Droughts are scattered around and typically agriculture gets first priority. But, as RT.com reports Fracking is causing problems.
Fracking is occurring in several counties in Arkansas, Colorado, New Mexico, Oklahoma, Texas, Utah and Wyoming, which are currently suffering a severe drought, the Associated Press reports. Although the procedure requires less water than farming or overall residential uses, it contributes to the depletion of an already-scare resource.
Some oil and gas companies manage to drain states of their water supply without spending any money, by depleting underground aquifers or rivers. But when unable to acquire the resource for free, the corporations can purchase large quantities at hefty prices.

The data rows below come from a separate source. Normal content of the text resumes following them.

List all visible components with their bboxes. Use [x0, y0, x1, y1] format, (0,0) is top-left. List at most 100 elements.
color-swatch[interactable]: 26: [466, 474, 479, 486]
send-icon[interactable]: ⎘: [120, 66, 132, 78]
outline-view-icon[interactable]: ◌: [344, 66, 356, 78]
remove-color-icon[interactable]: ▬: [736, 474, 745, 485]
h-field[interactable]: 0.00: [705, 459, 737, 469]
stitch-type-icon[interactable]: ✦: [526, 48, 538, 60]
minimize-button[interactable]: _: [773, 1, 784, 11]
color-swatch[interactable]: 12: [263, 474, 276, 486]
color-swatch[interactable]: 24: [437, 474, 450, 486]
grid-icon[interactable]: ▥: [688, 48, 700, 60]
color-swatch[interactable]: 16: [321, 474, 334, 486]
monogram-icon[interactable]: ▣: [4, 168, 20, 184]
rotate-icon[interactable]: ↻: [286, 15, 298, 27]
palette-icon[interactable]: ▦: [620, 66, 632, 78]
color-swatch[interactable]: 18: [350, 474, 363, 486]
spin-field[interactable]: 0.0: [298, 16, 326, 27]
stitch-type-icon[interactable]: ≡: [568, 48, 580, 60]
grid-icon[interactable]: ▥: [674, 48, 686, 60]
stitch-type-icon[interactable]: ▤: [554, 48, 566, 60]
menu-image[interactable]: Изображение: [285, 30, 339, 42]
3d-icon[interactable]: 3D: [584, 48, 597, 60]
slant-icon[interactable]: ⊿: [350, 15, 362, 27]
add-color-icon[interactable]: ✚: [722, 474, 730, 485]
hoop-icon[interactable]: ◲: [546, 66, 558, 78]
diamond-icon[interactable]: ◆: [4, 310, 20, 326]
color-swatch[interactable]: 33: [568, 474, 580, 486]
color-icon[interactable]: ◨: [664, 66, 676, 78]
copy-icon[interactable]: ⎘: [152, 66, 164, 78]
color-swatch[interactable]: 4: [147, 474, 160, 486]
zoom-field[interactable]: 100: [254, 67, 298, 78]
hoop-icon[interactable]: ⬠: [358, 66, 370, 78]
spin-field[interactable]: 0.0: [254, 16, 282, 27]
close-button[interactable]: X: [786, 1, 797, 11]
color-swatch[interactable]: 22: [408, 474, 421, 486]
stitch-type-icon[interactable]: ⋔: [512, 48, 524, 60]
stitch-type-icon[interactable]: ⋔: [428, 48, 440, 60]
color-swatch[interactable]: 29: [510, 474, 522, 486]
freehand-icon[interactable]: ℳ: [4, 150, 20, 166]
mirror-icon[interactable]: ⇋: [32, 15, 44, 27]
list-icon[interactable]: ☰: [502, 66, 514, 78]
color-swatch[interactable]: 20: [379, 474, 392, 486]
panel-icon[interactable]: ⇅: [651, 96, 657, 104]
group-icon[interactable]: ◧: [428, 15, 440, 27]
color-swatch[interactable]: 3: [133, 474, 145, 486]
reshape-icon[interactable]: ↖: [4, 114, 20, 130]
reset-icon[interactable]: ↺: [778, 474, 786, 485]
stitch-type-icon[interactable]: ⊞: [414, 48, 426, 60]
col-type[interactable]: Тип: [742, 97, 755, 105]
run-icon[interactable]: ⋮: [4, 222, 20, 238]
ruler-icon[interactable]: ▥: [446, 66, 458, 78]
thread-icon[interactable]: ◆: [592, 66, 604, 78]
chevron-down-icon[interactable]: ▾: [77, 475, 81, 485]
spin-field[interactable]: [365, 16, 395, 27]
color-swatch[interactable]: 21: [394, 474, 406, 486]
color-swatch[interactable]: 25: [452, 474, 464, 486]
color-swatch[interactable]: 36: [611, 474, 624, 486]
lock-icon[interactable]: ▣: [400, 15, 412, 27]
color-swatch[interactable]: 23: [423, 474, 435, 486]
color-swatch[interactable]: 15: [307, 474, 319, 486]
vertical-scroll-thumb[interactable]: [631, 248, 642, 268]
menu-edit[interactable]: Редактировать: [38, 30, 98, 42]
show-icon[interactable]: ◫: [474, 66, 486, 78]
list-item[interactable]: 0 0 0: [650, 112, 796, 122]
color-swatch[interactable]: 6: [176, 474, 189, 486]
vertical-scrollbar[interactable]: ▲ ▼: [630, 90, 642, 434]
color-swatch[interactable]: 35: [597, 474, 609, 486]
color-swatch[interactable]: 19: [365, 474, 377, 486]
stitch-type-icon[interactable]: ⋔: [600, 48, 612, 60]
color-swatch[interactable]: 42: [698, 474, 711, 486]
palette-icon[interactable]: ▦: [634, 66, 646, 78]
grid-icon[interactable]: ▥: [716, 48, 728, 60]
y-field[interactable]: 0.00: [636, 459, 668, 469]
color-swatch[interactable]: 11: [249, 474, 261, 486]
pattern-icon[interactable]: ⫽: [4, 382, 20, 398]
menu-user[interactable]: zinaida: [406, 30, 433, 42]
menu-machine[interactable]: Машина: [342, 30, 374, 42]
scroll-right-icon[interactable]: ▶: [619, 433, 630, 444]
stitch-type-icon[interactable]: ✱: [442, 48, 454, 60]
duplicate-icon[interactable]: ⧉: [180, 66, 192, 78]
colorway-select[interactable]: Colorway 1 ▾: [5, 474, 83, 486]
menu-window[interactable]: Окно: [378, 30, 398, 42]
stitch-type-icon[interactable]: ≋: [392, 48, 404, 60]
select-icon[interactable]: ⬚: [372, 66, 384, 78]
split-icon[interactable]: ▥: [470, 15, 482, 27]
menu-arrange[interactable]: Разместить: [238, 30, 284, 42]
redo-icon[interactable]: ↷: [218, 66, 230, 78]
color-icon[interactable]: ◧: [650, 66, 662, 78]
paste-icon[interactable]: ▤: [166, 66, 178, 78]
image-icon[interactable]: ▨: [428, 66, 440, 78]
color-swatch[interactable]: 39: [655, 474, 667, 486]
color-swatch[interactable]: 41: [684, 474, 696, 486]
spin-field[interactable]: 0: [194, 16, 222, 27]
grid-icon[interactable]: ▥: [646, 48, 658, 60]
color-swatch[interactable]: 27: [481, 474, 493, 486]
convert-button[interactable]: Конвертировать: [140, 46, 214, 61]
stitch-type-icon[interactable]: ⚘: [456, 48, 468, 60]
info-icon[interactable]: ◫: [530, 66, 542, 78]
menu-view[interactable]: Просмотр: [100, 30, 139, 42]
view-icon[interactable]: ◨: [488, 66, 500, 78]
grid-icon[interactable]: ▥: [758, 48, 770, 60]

“There is a new player for water, which is oil and gas,” Colorado farmer Kent Peppler told AP, noting that he is fallowing some of his corn fields because he can’t afford to irritate them. “And certainly they are in a position to pay a whole lot more than we are.”
Peppler, president of the Rocky Mountain Farmers Union, said that the price of water has skyrocketed since oil companies have moved in. The Meade, Colo. Farmer said he used to pay $9 to $100 per acre-foot of water at city-held auctions, but that energy companies are now buying the excess supplies for $1,200 to $2,900 per acre-foot.
NPR has a good post on Water Wars.
Very few, but some of the smartest data center people look at the water rights for their data center. Do you?
In an arid place like the Klamath Basin, there often isn't enough water available for everyone who has a right to use it. And the person with the oldest water right gets all the water they are entitled to first.